Meyer's a Mormon. I disagree with the Mormon faith wholeheartedly, and her agenda (no cursing, no sex, no pesky colored folk) is painfully transparent. Of course, if Bella wants to commit suicide because she can't live without her twu wove, it's like, SO totally okay for Bella to jump off a cliff and die for him. Like, right?! College is for women who HAVEN'T found the everlasting love of an immortal vampire who suffocates all ambition from anyone he meets. So are friends who have opinions. And if, one day, you have to give up everyone who loves you in your entire life to become a vampire and live out eternity with your lover, that's fine, too. Because Mom, Dad, your friends, extended family and future are worth nothing compared to a permanent seventeen year-old with a control complex who already dumped you once and, when threatened by you visiting an old friend, disabled your vehicle. Because that's healthy, Meyer.

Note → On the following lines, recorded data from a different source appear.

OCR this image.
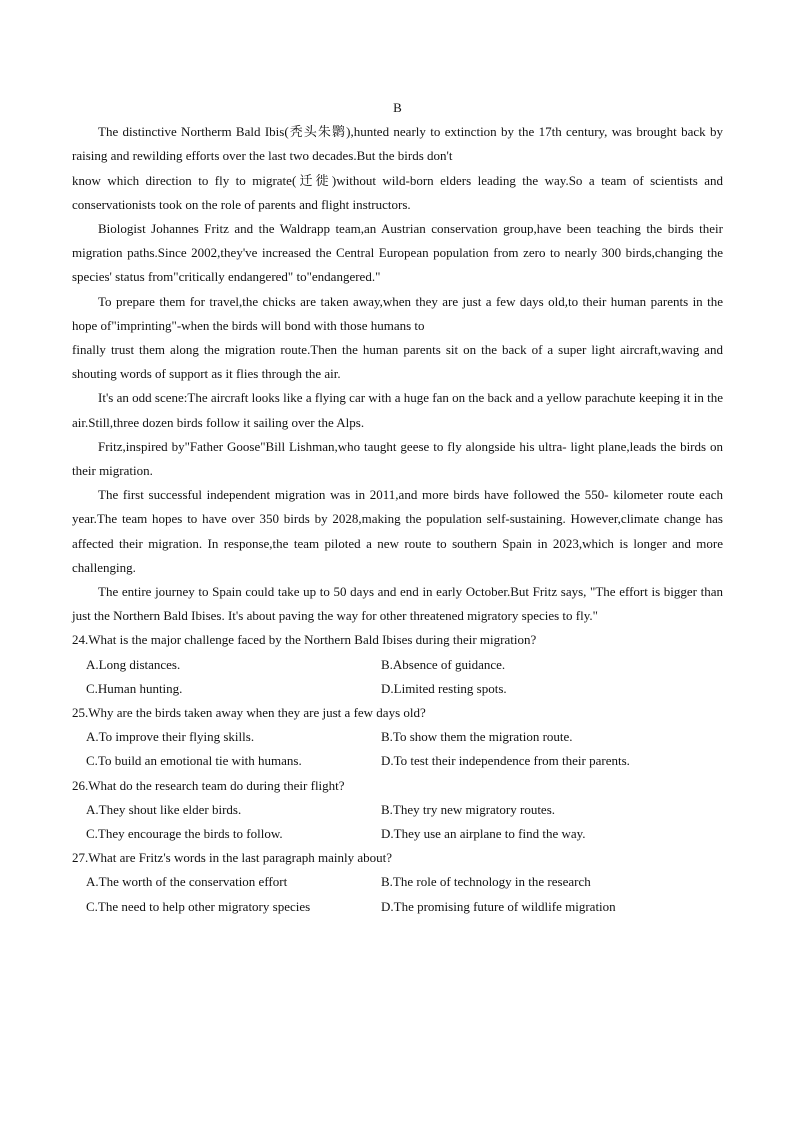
B

The distinctive Northerm Bald Ibis(秃头朱鹮),hunted nearly to extinction by the 17th century, was brought back by raising and rewilding efforts over the last two decades.But the birds don't

know which direction to fly to migrate(迁徙)without wild-born elders leading the way.So a team of scientists and conservationists took on the role of parents and flight instructors.

Biologist Johannes Fritz and the Waldrapp team,an Austrian conservation group,have been teaching the birds their migration paths.Since 2002,they've increased the Central European population from zero to nearly 300 birds,changing the species' status from"critically endangered" to"endangered."

To prepare them for travel,the chicks are taken away,when they are just a few days old,to their human parents in the hope of"imprinting"-when the birds will bond with those humans to

finally trust them along the migration route.Then the human parents sit on the back of a super light aircraft,waving and shouting words of support as it flies through the air.

It's an odd scene:The aircraft looks like a flying car with a huge fan on the back and a yellow parachute keeping it in the air.Still,three dozen birds follow it sailing over the Alps.

Fritz,inspired by"Father Goose"Bill Lishman,who taught geese to fly alongside his ultra- light plane,leads the birds on their migration.

The first successful independent migration was in 2011,and more birds have followed the 550- kilometer route each year.The team hopes to have over 350 birds by 2028,making the population self-sustaining. However,climate change has affected their migration. In response,the team piloted a new route to southern Spain in 2023,which is longer and more challenging.

The entire journey to Spain could take up to 50 days and end in early October.But Fritz says, "The effort is bigger than just the Northern Bald Ibises. It's about paving the way for other threatened migratory species to fly."

24.What is the major challenge faced by the Northern Bald Ibises during their migration?

A.Long distances.	B.Absence of guidance.
C.Human hunting.	D.Limited resting spots.

25.Why are the birds taken away when they are just a few days old?

A.To improve their flying skills.	B.To show them the migration route.
C.To build an emotional tie with humans.	D.To test their independence from their parents.

26.What do the research team do during their flight?

A.They shout like elder birds.	B.They try new migratory routes.
C.They encourage the birds to follow.	D.They use an airplane to find the way.

27.What are Fritz's words in the last paragraph mainly about?

A.The worth of the conservation effort	B.The role of technology in the research
C.The need to help other migratory species	D.The promising future of wildlife migration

And there's obviously the whole Edward (Vampire) versus Jacob (werewolf) argument. Which is a total joke, because anyone with an ounce of self-respect (and therefore not a reader of Twilight) would choose Team Jacob. Would you rather cuddle up to someone with "skin like cold marble" or "hovering around 103 degrees?" Of course, that doesn't really matter, because you...are a...virgin!

2 comments:

Stacey said...

Don't be hatin' on my Twilight.

Stacey said...

You said, "YOU read TWILIGHT?!? I've been covering the books with borrowed covers...The Post Birthday World, a Thai Cottage takeout menu I found in my glove compartment (couldn't be caught at a public park with "Eclipse" in my hands). I'm...disappointed. I expected more from you, Stacey.

But I do have to ask: You on Jacobs team or Edwards?"

I say, "I had to read them. At ACA I kept hearing from all the little girls about this Twilight thing and how awesome it was, and then I was hearing it everywhere and I knew I had to enter that world so I could speak intelligently to 13 year olds. That's my excuse anyways.

So, yes, the dialogue and such can grate on your nerves, but after a while I just went with it because if you can get past the REDUNDANCY of most of the words, the story is fun.

New Moon is all about the reader getting to love Jacob, but come on, Edward is the ONE!